Headhunting was prevalent among the Naga Tribes of Nagaland as a tradition until the first half of the 20th century. The remnants of this tradition can still be seen in various art and craft traditions among the different Naga tribes who have preserved them as a mark of social status.
The human skull had a special place in the Konyak Naga culture since it was related to masculinity, and most importantly, with the tattoo tradition. A person could tattoo his body only when he has taken a human head, which was considered an ultimate form of social status. The Konyak Naga preservation of human skull was of two types. First, skulls of relatives were preserved since they believe that the soul of a person resides in the skull after the death of a person; secondly, the skulls of enemies were displayed in their youth dormitory called Morung as a sign of bravery and achievement.
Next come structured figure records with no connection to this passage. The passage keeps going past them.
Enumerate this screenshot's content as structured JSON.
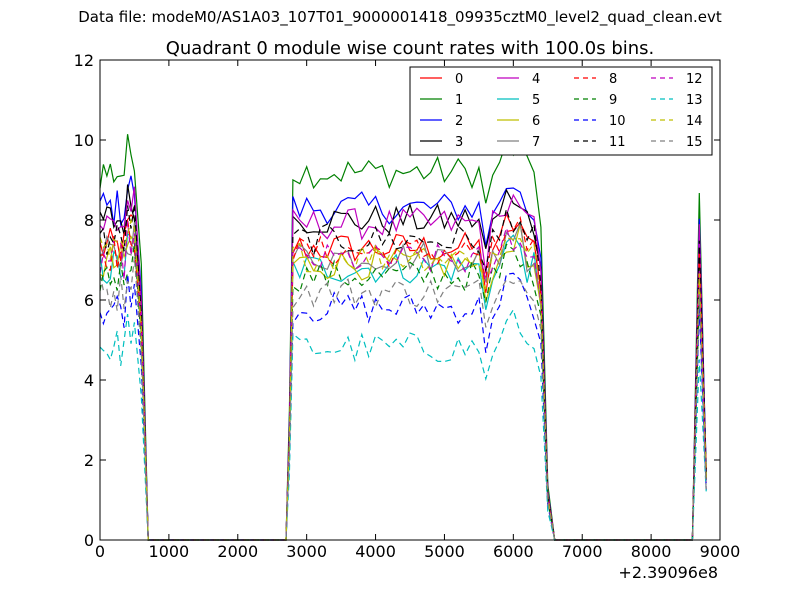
{
  "header": {
    "suptitle": "Data file: modeM0/AS1A03_107T01_9000001418_09935cztM0_level2_quad_clean.evt"
  },
  "chart_data": {
    "type": "line",
    "title": "Quadrant 0 module wise count rates with 100.0s bins.",
    "xlabel": "",
    "ylabel": "",
    "x_offset_label": "+2.39096e8",
    "xlim": [
      0,
      9000
    ],
    "ylim": [
      0,
      12
    ],
    "x_ticks": [
      0,
      1000,
      2000,
      3000,
      4000,
      5000,
      6000,
      7000,
      8000,
      9000
    ],
    "y_ticks": [
      0,
      2,
      4,
      6,
      8,
      10,
      12
    ],
    "grid": false,
    "legend": {
      "placement": "top-right",
      "columns": 4
    },
    "segments": [
      {
        "x_start": 0,
        "x_end": 500
      },
      {
        "x_start": 2800,
        "x_end": 6300
      },
      {
        "x_start": 8700,
        "x_end": 8700
      }
    ],
    "off_plateau": {
      "x_end_of_first": 700,
      "x_gap_start": 800,
      "x_gap_end": 2700,
      "x_resume": 6600,
      "x_drop_end": 8600,
      "x_last": 8800
    },
    "series": [
      {
        "name": "0",
        "color": "#ff0000",
        "dash": "solid",
        "level": 7.3
      },
      {
        "name": "1",
        "color": "#008000",
        "dash": "solid",
        "level": 9.2
      },
      {
        "name": "2",
        "color": "#0000ff",
        "dash": "solid",
        "level": 8.3
      },
      {
        "name": "3",
        "color": "#000000",
        "dash": "solid",
        "level": 8.0
      },
      {
        "name": "4",
        "color": "#bf00bf",
        "dash": "solid",
        "level": 7.9
      },
      {
        "name": "5",
        "color": "#00bfbf",
        "dash": "solid",
        "level": 6.8
      },
      {
        "name": "6",
        "color": "#bfbf00",
        "dash": "solid",
        "level": 6.9
      },
      {
        "name": "7",
        "color": "#808080",
        "dash": "solid",
        "level": 7.1
      },
      {
        "name": "8",
        "color": "#ff0000",
        "dash": "dashed",
        "level": 7.2
      },
      {
        "name": "9",
        "color": "#008000",
        "dash": "dashed",
        "level": 6.6
      },
      {
        "name": "10",
        "color": "#0000ff",
        "dash": "dashed",
        "level": 5.8
      },
      {
        "name": "11",
        "color": "#000000",
        "dash": "dashed",
        "level": 7.5
      },
      {
        "name": "12",
        "color": "#bf00bf",
        "dash": "dashed",
        "level": 7.0
      },
      {
        "name": "13",
        "color": "#00bfbf",
        "dash": "dashed",
        "level": 4.8
      },
      {
        "name": "14",
        "color": "#bfbf00",
        "dash": "dashed",
        "level": 7.1
      },
      {
        "name": "15",
        "color": "#808080",
        "dash": "dashed",
        "level": 6.2
      }
    ]
  }
}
This object is a pride possession of a Naga warrior collected from the Changlangshu village in Nagaland, who took the head of a person from the Phom tribe in 1895. Changlangshu is a large Upper Konyak village in Mon district, Nagaland. The village was known for its famous warriors who waged war with other communities and villages. The skull has a hole in the frontal bone, possibly the permanent mark of a wound created by the spikes of a pointed dart or an arrow. The skull is transformed as a trophy by decorating with the horns of Buffalo. It is tied with cane twisting across the nasal and orbital cavity. The handle of this trophy is prepared with a cross-frame of bamboo props.
Note: The information given above is also substantiated by a Naga scholar Dr. G. Kanato Chophy.